- Original title: L'Âge de braise
- Directed by: Jacques Leduc
- Written by: Jacques Leduc Jacques Marcotte
- Produced by: Luc Vandal
- Starring: Annie Girardot France Castel Pascale Bussières
- Cinematography: Pierre Letarte
- Edited by: Elisabeth Guido
- Music by: Jean Derôme
- Production companies: Les Productions du Lundi Matin Sunday Films National Film Board of Canada
- Distributed by: France Films
- Release date: April 27, 1998;
- Running time: 81 minutes
- Countries: Canada France
- Language: French

= When I Will Be Gone =

When I Will Be Gone (L'Âge de braise) is a Canadian drama film, directed by Jacques Leduc and released in 1998. The film stars Annie Girardot as Caroline Bonhomme, an elderly woman who is preparing for death.

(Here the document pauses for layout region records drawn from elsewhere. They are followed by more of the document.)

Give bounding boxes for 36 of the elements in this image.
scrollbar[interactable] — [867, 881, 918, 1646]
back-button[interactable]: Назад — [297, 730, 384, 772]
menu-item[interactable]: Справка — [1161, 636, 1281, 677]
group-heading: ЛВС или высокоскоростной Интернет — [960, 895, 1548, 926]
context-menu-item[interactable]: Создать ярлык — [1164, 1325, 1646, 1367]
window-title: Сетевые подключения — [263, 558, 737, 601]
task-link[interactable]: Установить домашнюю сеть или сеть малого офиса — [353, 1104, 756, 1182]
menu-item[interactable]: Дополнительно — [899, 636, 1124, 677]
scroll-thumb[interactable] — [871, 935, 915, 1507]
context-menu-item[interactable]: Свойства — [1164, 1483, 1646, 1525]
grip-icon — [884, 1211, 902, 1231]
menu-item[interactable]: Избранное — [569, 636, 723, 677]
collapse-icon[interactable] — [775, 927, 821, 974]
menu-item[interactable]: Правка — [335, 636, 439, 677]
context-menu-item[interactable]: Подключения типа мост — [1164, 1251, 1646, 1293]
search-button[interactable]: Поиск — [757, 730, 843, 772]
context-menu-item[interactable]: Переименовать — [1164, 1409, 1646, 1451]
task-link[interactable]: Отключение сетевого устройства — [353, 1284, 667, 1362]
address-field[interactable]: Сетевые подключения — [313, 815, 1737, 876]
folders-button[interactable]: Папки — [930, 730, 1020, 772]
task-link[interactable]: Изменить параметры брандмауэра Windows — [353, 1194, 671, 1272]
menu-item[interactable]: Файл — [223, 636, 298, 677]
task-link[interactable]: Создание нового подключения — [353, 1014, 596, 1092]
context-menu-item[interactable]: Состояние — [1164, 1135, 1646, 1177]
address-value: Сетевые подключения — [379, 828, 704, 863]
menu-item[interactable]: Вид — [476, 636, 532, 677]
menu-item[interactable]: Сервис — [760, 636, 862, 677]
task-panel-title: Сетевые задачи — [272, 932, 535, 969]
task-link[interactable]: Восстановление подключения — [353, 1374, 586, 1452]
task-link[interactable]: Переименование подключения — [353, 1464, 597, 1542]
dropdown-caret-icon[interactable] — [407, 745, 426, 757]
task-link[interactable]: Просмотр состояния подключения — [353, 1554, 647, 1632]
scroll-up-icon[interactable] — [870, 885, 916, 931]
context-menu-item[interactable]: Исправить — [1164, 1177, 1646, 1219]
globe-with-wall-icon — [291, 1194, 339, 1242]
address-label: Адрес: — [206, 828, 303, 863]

The cast also includes France Castel, Pascale Bussières, Domini Blythe, Widemir Normil, Denise Bombardier, Mireille Métellus and Jean-Guy Bouchard. The film was inspired in part by the death of Leduc's own mother.

Pierre Letarte received a Jutra Award nomination for Best Cinematography at the 1st Jutra Awards in 1999.